Gerechtshof Amsterdam, 19-10-2021, ECLI:NL:GHAMS:2021:3163, 200.294.883/01
Gegevens
- Instantie
- Gerechtshof Amsterdam
- Datum uitspraak
- 19 oktober 2021
- Datum publicatie
- 8 november 2021
- ECLI
- ECLI:NL:GHAMS:2021:3163
- Zaaknummer
- 200.294.883/01
Inhoudsindicatie
Loonvordering na overgang van onderneming. Voor de bepaling van het tijdstip van overgang van onderneming is bepalend het moment waarop de exploitatie feitelijk in handen van de verkrijger is gekomen.
(HvJ EG 26 mei 2005,
, Celtec). Is op het moment van de overgang sprake van werknemerschap ten aanzien van de zoon van de bestuurder van de vervreemdende vennootschap? Enkele feit dat een deel van de taken en verantwoordelijkheden van de bestuurder zijn gedelegeerd maakt niet dat de gezagsverhouding ontbreekt.
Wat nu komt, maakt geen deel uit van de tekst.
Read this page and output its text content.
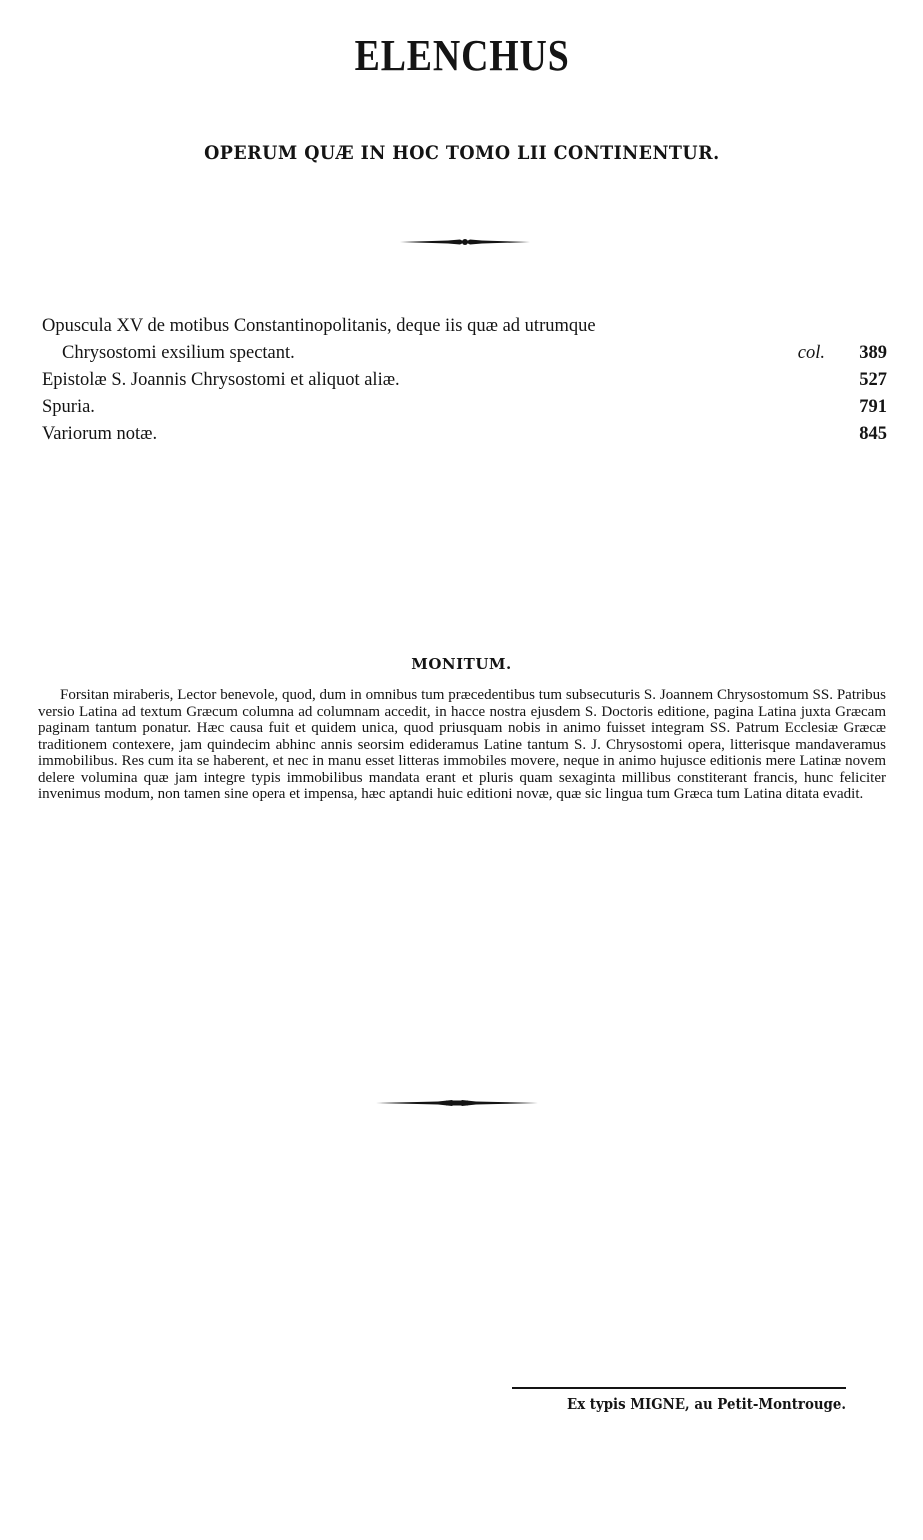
ELENCHUS
OPERUM QUÆ IN HOC TOMO LII CONTINENTUR.
Opuscula XV de motibus Constantinopolitanis, deque iis quæ ad utrumque
Chrysostomi exsilium spectant.	col. 389
Epistolæ S. Joannis Chrysostomi et aliquot aliæ.	527
Spuria.	791
Variorum notæ.	845
MONITUM.
Forsitan miraberis, Lector benevole, quod, dum in omnibus tum præcedentibus tum subsecuturis S. Joannem Chrysostomum SS. Patribus versio Latina ad textum Græcum columna ad columnam accedit, in hacce nostra ejusdem S. Doctoris editione, pagina Latina juxta Græcam paginam tantum ponatur. Hæc causa fuit et quidem unica, quod priusquam nobis in animo fuisset integram SS. Patrum Ecclesiæ Græcæ traditionem contexere, jam quindecim abhinc annis seorsim edideramus Latine tantum S. J. Chrysostomi opera, litterisque mandaveramus immobilibus. Res cum ita se haberent, et nec in manu esset litteras immobiles movere, neque in animo hujusce editionis mere Latinæ novem delere volumina quæ jam integre typis immobilibus mandata erant et pluris quam sexaginta millibus constiterant francis, hunc feliciter invenimus modum, non tamen sine opera et impensa, hæc aptandi huic editioni novæ, quæ sic lingua tum Græca tum Latina ditata evadit.
Ex typis MIGNE, au Petit-Montrouge.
Volgt vernietiging vonnis eerste aanleg en toewijzing van de loonvordering.Wetsartikelen: artikel 7:662 en verder BW, Europese Richtlijn overgang van onderneming 2001/23 van 12 maart 2001 (pbEG 22 maart 2001, L82/16)
Uitspraak
afdeling civiel recht en belastingrecht, team I
zaaknummer : 200.294.883/01
zaaknummer rechtbank : 9064570 \ VV EXPL 21-22
arrest van de meervoudige burgerlijke kamer van 19 oktober 2021
inzake
[X] jr.,
wonende te [woonplaats] , gemeente [gemeente] ,
appellant,
advocaat: mr. P.J.L.J. Duijsens te Den Haag,
tegen
DUIVENSPORTBOND DATA NEDERLAND B.V.,
gevestigd te Zaandam, gemeente Zaanstad,
geïntimeerde,
advocaat: mr. H.C. Uittenbogaart te Alphen aan den Rijn.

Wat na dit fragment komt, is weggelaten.